Lesson #43: Salty Battery

Using ocean water (or make your own with salt and water), you can generate enough power to light up your LEDs, sound your buzzers, and turn a motor shaft. We’ll be testing out a number of different materials such as copper, aluminum, brass, iron, silver, zinc, and graphite to find out which works best for your solution.

The basic idea of electrochemistry is that charged atoms (ions) can be electrically directed from one place to the other. If we have a glass of water and dump in a handful of salt, the NaCl (salt) molecule dissociates into the ions Na+ and Cl-.

When we plunk in one positive electrode and one negative electrode and crank up the power, we find that opposites attract: Na+ zooms over to the negative electrode and Cl- zips over to the positive. The ions are attracted (directed) to the opposite electrode and there is current in the solution.

Here’s what you need:

water
salt
vinegar (distilled white)
bleach IMPORTANT: WEAR GOGGLES!
glass container (like a cleaned out jam jar)
electrodes
real silverware (not stainless)
shiny nail (galvanized)
large paper clip
dull nail (iron)
wood screws (brass)
copper pennies minted before 1982 (or a short section of copper pipe)
graphite from inside a pencil (use a mechanical pencil refill)
2 alligator wires
digital multimeter

Download Student Worksheet & Exercises

Here’s what you do:

Fill a cup with water, adding a teaspoon of salt, a teaspoon of distilled white vinegar, and a few drops of bleach. NOTE: BE very careful with bleach! Cap it and store as soon as you’ve added it to the cup.
Find two of the following materials: copper*, aluminum*, brass, iron, silver, zinc, graphite (* indicates the ones that are easiest to start with – use a copper penny and a piece of aluminum foil). Attach an alligator clip lead to each one and dunk into your cup. Make sure these two metals DO NOT TOUCH in the solution.
You’ve just made a battery! Test it with your digital volt meter and make a note of the voltage reading. Connect the multimeter in series to read the current (remove a clip from the metal and clip it to one test probe, and attach the other test probe to the metal. Make sure you’re reading AMPS, not VOLTS when you note the reading for current).
Test out different combinations of materials and note which gives the highest voltage reading for you. Is it enough to light an LED? Buzzer? Motor? What if you made two of these and connected them in series? Three?
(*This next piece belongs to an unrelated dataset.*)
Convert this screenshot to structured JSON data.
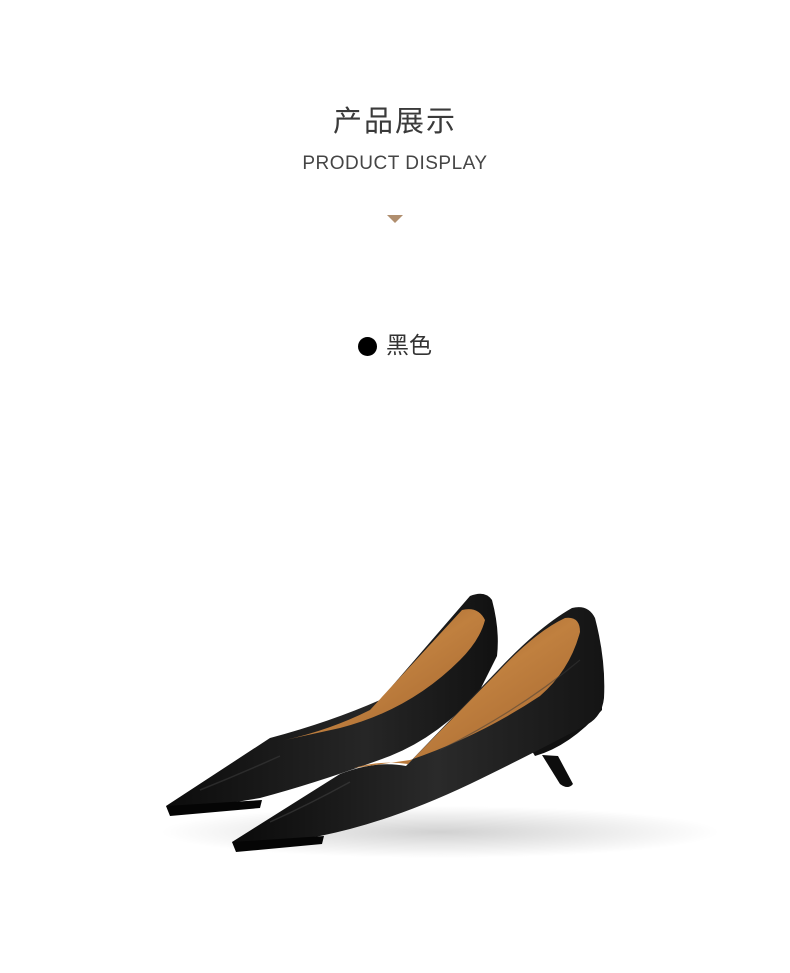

Four?

Electrochemistry studies chemical reactions that generate a voltage and vice versa (when a voltage drives a chemical reaction), called oxidation and reduction (redox) reactions. When electrons are transferred between molecules, it’s a redox process.
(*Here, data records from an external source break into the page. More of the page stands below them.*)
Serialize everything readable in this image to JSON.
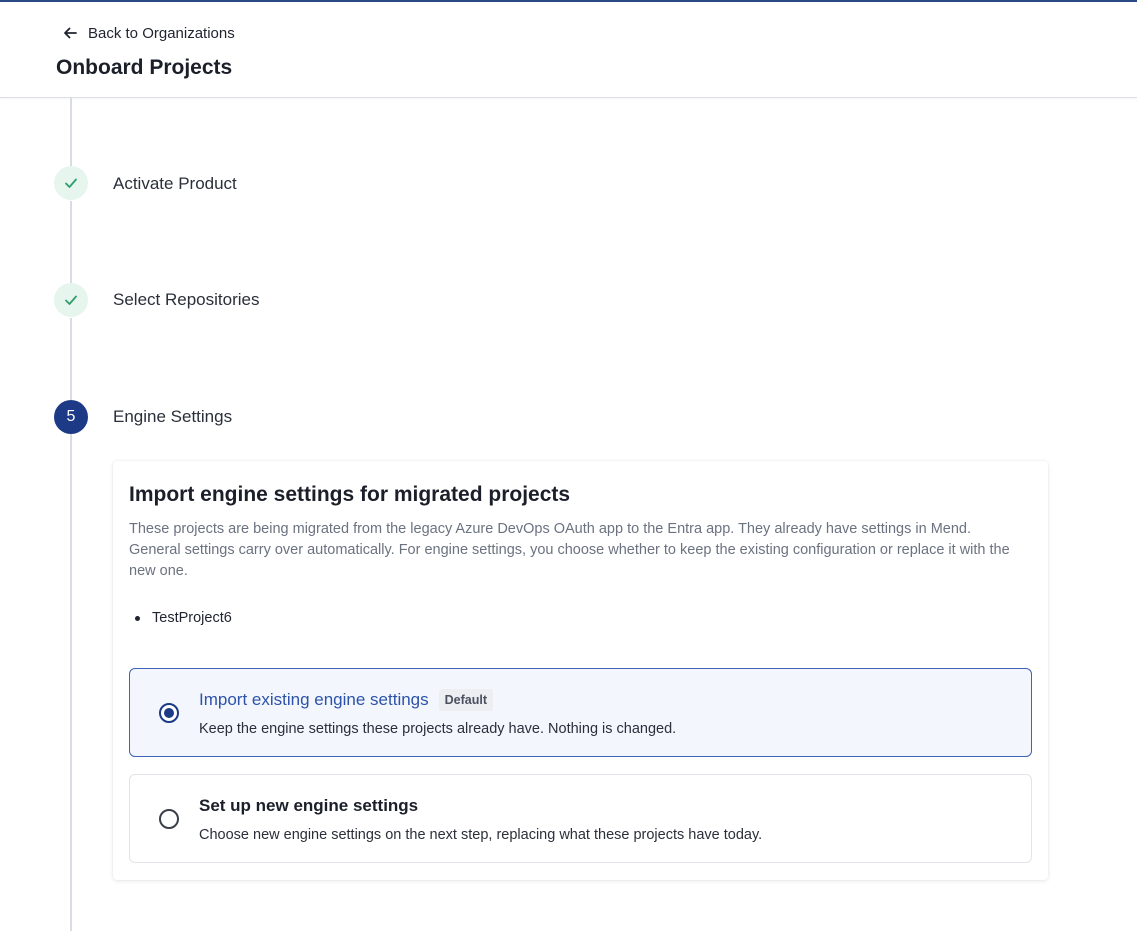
{
  "header": {
    "back_label": "Back to Organizations",
    "title": "Onboard Projects"
  },
  "steps": [
    {
      "label": "Activate Product",
      "status": "done",
      "icon": "check-icon"
    },
    {
      "label": "Select Repositories",
      "status": "done",
      "icon": "check-icon"
    },
    {
      "label": "Engine Settings",
      "status": "active",
      "number": "5"
    }
  ],
  "card": {
    "title": "Import engine settings for migrated projects",
    "description": "These projects are being migrated from the legacy Azure DevOps OAuth app to the Entra app. They already have settings in Mend. General settings carry over automatically. For engine settings, you choose whether to keep the existing configuration or replace it with the new one.",
    "projects": [
      "TestProject6"
    ],
    "options": [
      {
        "title": "Import existing engine settings",
        "badge": "Default",
        "description": "Keep the engine settings these projects already have. Nothing is changed.",
        "selected": true
      },
      {
        "title": "Set up new engine settings",
        "description": "Choose new engine settings on the next step, replacing what these projects have today.",
        "selected": false
      }
    ]
  },
  "colors": {
    "accent": "#1d3a86",
    "success_bg": "#e6f5ee",
    "success_check": "#2e9e6b",
    "selected_border": "#3e63b7"
  }
}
Fruit batteries use electrolytes (solution containing free ions, like salt water or lemon juice) to generate a voltage. Think of electrolytes as a material that dissolves in water to make a solution that conducts electricity. Fruit batteries also need electrodes made of conductive material, like metal. Metals are conductors not because electricity passes through them, but because they contain electrons that can move. Think of the metal wire like a hose full of water. The water can move through the hose. An insulator would be like a hose full of cement – no charge can move through it.

You need two different metals in this experiment that are close, but not touching inside the solution. If the two metals are the same, the chemical reaction doesn’t start and no ions flow and no voltage is generated – nothing happens.

Exercises

Which combination gives the highest voltage?
What happens if you use two strips of the same material?
What would happen if we used non-metal strips?

Lesson #44: Oxidation Numbers

Lesson #45: Redox Reaction

This experiment is for advanced students. We’re going to look at the strength of redox reactions using copper, zinc, and acids.

Materials:

shiny steel nails or zinc strip
calcuim chloride
copper sulfate
3 test tubes with stoppers
distilled water
distilled vinegar
safety goggles and gloves

Shine up your nails or zinc strip.
Create a solution of copper sulfate and water in a test tube and insert the nail and let it sit for a few minutes.
To a second test tube, add water and calcium chloride. Insert the shiny nail in to this test tube,
To the third test tube, insert distilled white vinegar and add a nail.
Look carefully at each test tube and compare your results with the original nail to see if the solution reacted with the nail.

We’re going to get zinc to react with different molecules in solution. You’re looking for a reaction that either changes the color of the nail, the solution, or forms tiny bubbles on the surface of the nail.

For the calcium carbonate, you’ll find tiny bubbles up and down the nail. The calcium ions are reduced and zinc ions are oxidized. For the copper sulfate, the nail changed color dramatically!

Lesson #46: Silverware Redox

Lesson #47: Silverware Battery

Never polish your tarnished silver-plated silverware again! Instead, set up a ‘silverware carwash’ where you earn a nickel for every piece you clean. (Just don’t let grandma in on your little secret!)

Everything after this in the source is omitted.